Untuk mengisi daya sekitar 45 menit sampai satu jam, jadi sengaja kita pasang SPKLU di tempat strategis agar pengendara juga bisa beristirahat sejenak, ujarnya

Bandarlampung (ANTARA) - PLN Unit Induk Distribusi (UID) Lampung telah menambah jumlah titik Stasiun Pengisian Kendaraan Listrik Umum (SPKLU) guna mempercepat transisi penggunaan kendaraan listrik di Lampung.

"Penambahan titik SPKLU ini adalah langkah mendorong masyarakat untuk beralih dari menggunakan kendaraan berbahan bakar fosil ke kendaraan listrik yang lebih ramah lingkungan," ujar Senior Manager Niaga dan Manajemen Pelanggan PLN UID Lampung, Bagus H Abrianto di Bandarlampung, Rabu.

Ia mengatakan, saat ini di Lampung tercatat ada dua SPKLU yang dapat digunakan oleh masyarakat untuk mengisi daya kendaraan listriknya.

"Satu titik SPKLU yang baru berlokasi Kota Bandarlampung, dan satu titik yang sudah terpasang terlebih dahulu berada di rest area KM 20B Tol Trans Sumatera, ini agar mempermudah pengguna kendaraan listrik," katanya.

Baca juga: Kemenko Kemaritiman resmikan SPKLU pertama di Lampung

Menurutnya, direncanakan pada Desember ini akan ada penambahan satu titik SPKLU di rest area Tol Trans Sumatera KM 49A.

"Setelah sebelumnya SPKLU pertama di rest area Tol Trans Sumatera KM 20B dioperasikan pada tahun lalu, dan pekan kedua bulan ini akan ditambah lagi satu.

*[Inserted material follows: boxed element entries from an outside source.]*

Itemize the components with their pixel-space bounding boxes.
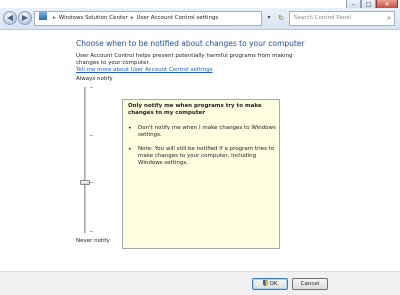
control-panel-icon: [39, 12, 47, 20]
address-dropdown-button[interactable]: ▾: [264, 11, 274, 26]
ok-button[interactable]: OK: [252, 278, 288, 290]
slider-tick: [90, 182, 93, 183]
back-button[interactable]: ◀: [3, 11, 17, 25]
notification-level-title: Only notify me when programs try to make…: [128, 103, 262, 116]
chevron-down-icon: ▾: [267, 14, 271, 21]
slider-top-label: Always notify: [76, 76, 113, 82]
forward-arrow-icon: ▶: [21, 13, 29, 22]
list-item: • Don't notify me when I make changes to…: [128, 125, 276, 139]
bullet-icon: •: [128, 146, 132, 153]
breadcrumb-separator: ▸: [130, 15, 134, 21]
search-placeholder: Search Control Panel: [294, 15, 352, 21]
navigation-bar: ◀ ▶ ▸ Windows Solution Center ▸ User Accoun…: [0, 8, 400, 30]
list-item-text: Note: You will still be notified if a pr…: [138, 146, 275, 166]
search-icon[interactable]: ⌕: [387, 12, 391, 25]
page-description: User Account Control helps prevent poten…: [76, 53, 293, 66]
notification-level-description: Only notify me when programs try to make…: [122, 99, 280, 249]
address-bar[interactable]: ▸ Windows Solution Center ▸ User Account Co…: [34, 11, 262, 26]
page-title: Choose when to be notified about changes…: [76, 39, 305, 48]
breadcrumb-uac-settings[interactable]: User Account Control settings: [137, 15, 219, 21]
list-item: • Note: You will still be notified if a …: [128, 146, 276, 167]
breadcrumb-separator: ▸: [53, 15, 56, 21]
bullet-icon: •: [128, 125, 132, 132]
notification-slider-track[interactable]: [84, 87, 86, 233]
slider-tick: [90, 231, 93, 232]
notification-slider-thumb[interactable]: [80, 180, 90, 185]
dialog-button-bar: OK Cancel: [0, 271, 400, 295]
breadcrumb-windows-solution-center[interactable]: Windows Solution Center: [59, 15, 128, 21]
forward-button[interactable]: ▶: [18, 11, 32, 25]
uac-settings-window: – □ ✕ ◀ ▶ ▸ Windows Solution Center ▸ User …: [0, 0, 400, 295]
slider-bottom-label: Never notify: [76, 238, 110, 244]
ok-button-label: OK: [269, 281, 278, 287]
search-input[interactable]: Search Control Panel ⌕: [289, 11, 395, 26]
refresh-icon: ↻: [278, 14, 284, 22]
cancel-button[interactable]: Cancel: [292, 278, 328, 290]
back-arrow-icon: ◀: [6, 13, 14, 22]
main-content: Choose when to be notified about changes…: [0, 31, 400, 271]
uac-shield-icon: [262, 280, 268, 286]
slider-tick: [90, 135, 93, 136]
notification-details-list: • Don't notify me when I make changes to…: [128, 125, 276, 174]
list-item-text: Don't notify me when I make changes to W…: [138, 125, 276, 138]
slider-tick: [90, 87, 93, 88]
refresh-button[interactable]: ↻: [276, 11, 286, 26]
uac-help-link[interactable]: Tell me more about User Account Control …: [76, 67, 213, 73]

Sengaja memilih area ini agar masyarakat dapat beristirahat sejenak saat mengisi daya kendaraan," ucapnya.

Dia melanjutkan, dalam sekali mengisi daya kendaraan listrik diperlukan waktu selama 45 menit hingga satu jam. Kendaraan listrik tersebut menjadi salah satu solusi mengurangi emisi karbon serta polusi udara.

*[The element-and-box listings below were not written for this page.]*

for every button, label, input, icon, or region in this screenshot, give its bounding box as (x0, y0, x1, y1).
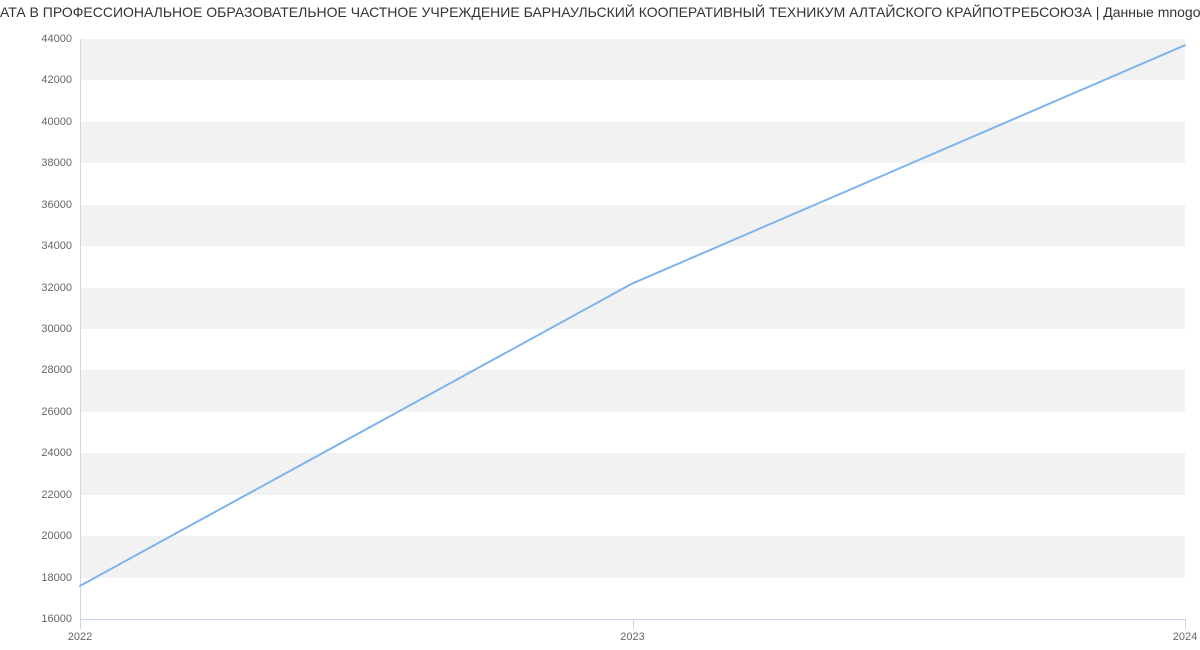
series-line (80, 45, 1185, 586)
x-tick-mark (633, 619, 634, 629)
chart-title: АТА В ПРОФЕССИОНАЛЬНОЕ ОБРАЗОВАТЕЛЬНОЕ Ч… (0, 4, 1200, 20)
y-tick-label: 22000 (41, 489, 80, 501)
y-tick-label: 24000 (41, 447, 80, 459)
line-chart: АТА В ПРОФЕССИОНАЛЬНОЕ ОБРАЗОВАТЕЛЬНОЕ Ч… (0, 0, 1200, 650)
data-series (80, 39, 1185, 619)
y-tick-label: 16000 (41, 613, 80, 625)
x-tick-label: 2023 (620, 631, 644, 643)
y-tick-label: 40000 (41, 116, 80, 128)
y-tick-label: 30000 (41, 323, 80, 335)
y-tick-label: 26000 (41, 406, 80, 418)
y-tick-label: 20000 (41, 530, 80, 542)
y-tick-label: 34000 (41, 240, 80, 252)
y-tick-label: 32000 (41, 282, 80, 294)
y-tick-label: 36000 (41, 199, 80, 211)
x-tick-mark (80, 619, 81, 629)
y-tick-label: 28000 (41, 364, 80, 376)
y-tick-label: 42000 (41, 74, 80, 86)
plot-area: 1600018000200002200024000260002800030000… (80, 39, 1185, 619)
x-tick-label: 2024 (1173, 631, 1197, 643)
x-tick-label: 2022 (68, 631, 92, 643)
y-tick-label: 18000 (41, 572, 80, 584)
y-tick-label: 38000 (41, 157, 80, 169)
y-tick-label: 44000 (41, 33, 80, 45)
x-tick-mark (1185, 619, 1186, 629)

"Untuk mengisi daya sekitar 45 menit sampai satu jam, jadi sengaja kita pasang SPKLU di tempat strategis agar pengendara juga bisa beristirahat sejenak," ujarnya.

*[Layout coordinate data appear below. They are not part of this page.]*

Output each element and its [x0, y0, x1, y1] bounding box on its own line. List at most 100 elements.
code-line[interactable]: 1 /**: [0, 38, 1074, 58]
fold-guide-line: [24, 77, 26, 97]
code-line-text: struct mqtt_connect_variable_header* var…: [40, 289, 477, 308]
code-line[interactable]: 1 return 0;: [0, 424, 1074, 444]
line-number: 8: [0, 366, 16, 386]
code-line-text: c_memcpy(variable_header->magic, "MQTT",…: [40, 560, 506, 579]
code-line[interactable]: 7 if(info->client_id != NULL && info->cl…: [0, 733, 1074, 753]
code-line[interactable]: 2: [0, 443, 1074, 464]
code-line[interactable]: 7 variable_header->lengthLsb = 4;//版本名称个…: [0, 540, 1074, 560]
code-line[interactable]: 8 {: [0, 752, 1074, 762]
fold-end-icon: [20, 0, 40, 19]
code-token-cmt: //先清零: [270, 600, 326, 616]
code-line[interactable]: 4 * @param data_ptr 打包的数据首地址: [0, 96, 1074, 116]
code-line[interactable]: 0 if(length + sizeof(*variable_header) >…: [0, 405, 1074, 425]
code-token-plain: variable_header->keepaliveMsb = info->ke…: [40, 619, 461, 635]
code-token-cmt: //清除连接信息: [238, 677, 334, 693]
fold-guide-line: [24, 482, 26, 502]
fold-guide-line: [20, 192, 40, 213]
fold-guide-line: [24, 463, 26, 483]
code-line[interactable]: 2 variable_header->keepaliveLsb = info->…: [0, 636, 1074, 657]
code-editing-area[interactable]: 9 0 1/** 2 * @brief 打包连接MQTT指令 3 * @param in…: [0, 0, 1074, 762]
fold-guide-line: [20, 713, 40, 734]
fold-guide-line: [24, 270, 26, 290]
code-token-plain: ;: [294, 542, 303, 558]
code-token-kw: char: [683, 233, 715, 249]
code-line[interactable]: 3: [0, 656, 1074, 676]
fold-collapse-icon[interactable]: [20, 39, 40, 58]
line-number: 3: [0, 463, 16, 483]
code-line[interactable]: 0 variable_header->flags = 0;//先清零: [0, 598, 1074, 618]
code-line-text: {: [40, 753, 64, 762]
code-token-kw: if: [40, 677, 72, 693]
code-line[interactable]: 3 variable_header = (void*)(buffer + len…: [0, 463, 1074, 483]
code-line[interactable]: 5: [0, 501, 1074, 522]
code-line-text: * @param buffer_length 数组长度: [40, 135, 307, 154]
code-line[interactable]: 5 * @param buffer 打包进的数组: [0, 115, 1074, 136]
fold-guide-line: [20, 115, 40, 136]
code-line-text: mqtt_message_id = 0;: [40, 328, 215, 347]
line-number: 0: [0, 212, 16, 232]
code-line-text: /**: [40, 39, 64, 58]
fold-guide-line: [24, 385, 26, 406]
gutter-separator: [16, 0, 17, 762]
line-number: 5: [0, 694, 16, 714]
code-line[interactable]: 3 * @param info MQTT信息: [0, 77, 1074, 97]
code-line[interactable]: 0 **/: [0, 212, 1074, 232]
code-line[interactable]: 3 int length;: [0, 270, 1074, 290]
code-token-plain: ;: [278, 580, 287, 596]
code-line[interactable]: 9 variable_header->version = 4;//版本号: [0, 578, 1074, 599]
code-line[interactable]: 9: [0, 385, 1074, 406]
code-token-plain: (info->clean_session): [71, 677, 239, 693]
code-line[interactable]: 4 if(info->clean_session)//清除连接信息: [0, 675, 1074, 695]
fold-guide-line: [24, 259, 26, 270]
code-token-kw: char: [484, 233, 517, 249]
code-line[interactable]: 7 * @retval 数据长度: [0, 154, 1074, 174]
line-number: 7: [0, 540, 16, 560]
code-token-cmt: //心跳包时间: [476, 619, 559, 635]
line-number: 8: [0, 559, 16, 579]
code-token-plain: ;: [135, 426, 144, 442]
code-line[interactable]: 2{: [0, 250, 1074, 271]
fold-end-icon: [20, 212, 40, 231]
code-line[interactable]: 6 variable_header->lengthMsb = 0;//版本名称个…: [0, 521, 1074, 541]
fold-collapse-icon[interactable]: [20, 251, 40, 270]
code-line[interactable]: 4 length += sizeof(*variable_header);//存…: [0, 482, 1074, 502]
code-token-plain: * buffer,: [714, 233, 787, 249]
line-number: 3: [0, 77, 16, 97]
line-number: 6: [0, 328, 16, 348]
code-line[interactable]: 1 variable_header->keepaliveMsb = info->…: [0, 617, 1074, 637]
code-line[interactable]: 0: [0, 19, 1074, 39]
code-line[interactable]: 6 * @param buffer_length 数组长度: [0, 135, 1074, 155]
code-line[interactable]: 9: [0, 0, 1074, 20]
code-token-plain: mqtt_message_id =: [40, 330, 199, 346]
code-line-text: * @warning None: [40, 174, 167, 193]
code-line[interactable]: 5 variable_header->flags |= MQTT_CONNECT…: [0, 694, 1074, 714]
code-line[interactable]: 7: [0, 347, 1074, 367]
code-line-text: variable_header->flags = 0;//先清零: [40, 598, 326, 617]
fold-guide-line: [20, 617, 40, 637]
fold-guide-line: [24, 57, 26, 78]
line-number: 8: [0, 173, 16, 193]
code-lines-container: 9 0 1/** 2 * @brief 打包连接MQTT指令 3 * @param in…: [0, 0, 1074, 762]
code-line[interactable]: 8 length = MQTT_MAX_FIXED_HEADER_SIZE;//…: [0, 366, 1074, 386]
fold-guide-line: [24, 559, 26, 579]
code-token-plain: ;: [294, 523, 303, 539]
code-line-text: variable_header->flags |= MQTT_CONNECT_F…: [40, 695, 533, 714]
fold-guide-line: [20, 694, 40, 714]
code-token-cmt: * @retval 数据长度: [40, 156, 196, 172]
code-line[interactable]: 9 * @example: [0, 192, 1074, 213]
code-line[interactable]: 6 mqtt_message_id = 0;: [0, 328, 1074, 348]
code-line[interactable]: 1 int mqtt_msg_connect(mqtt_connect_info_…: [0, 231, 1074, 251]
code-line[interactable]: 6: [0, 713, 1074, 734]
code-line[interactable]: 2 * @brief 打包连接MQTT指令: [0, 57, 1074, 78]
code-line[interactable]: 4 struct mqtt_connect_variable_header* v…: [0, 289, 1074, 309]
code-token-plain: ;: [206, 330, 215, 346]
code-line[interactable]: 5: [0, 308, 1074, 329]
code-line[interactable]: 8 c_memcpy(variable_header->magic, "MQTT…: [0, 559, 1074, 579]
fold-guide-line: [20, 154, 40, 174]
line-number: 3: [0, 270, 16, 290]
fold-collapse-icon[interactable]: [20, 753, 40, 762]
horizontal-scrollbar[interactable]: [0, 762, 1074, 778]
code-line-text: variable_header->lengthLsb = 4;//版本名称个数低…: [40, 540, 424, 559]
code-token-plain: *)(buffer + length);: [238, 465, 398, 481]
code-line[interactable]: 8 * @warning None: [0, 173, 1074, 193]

Ia menjelaskan, dalam satu SPKLU membutuhkan daya sebesar 27 kilowatt atau setara 32.000 volt amper. Dan biaya pengisiannya pun lebih murah dibandingkan dengan bahan bakar fosil.

"Ini memang lebih murah daripada bahan bakar fosil, untuk animo masyarakat menggunakan kendaraan listrik lebih banyak yang kendaraan roda dua, tetapi kita akan persiapkan semua infrastruktur kendaraan listrik sejak dini," katanya.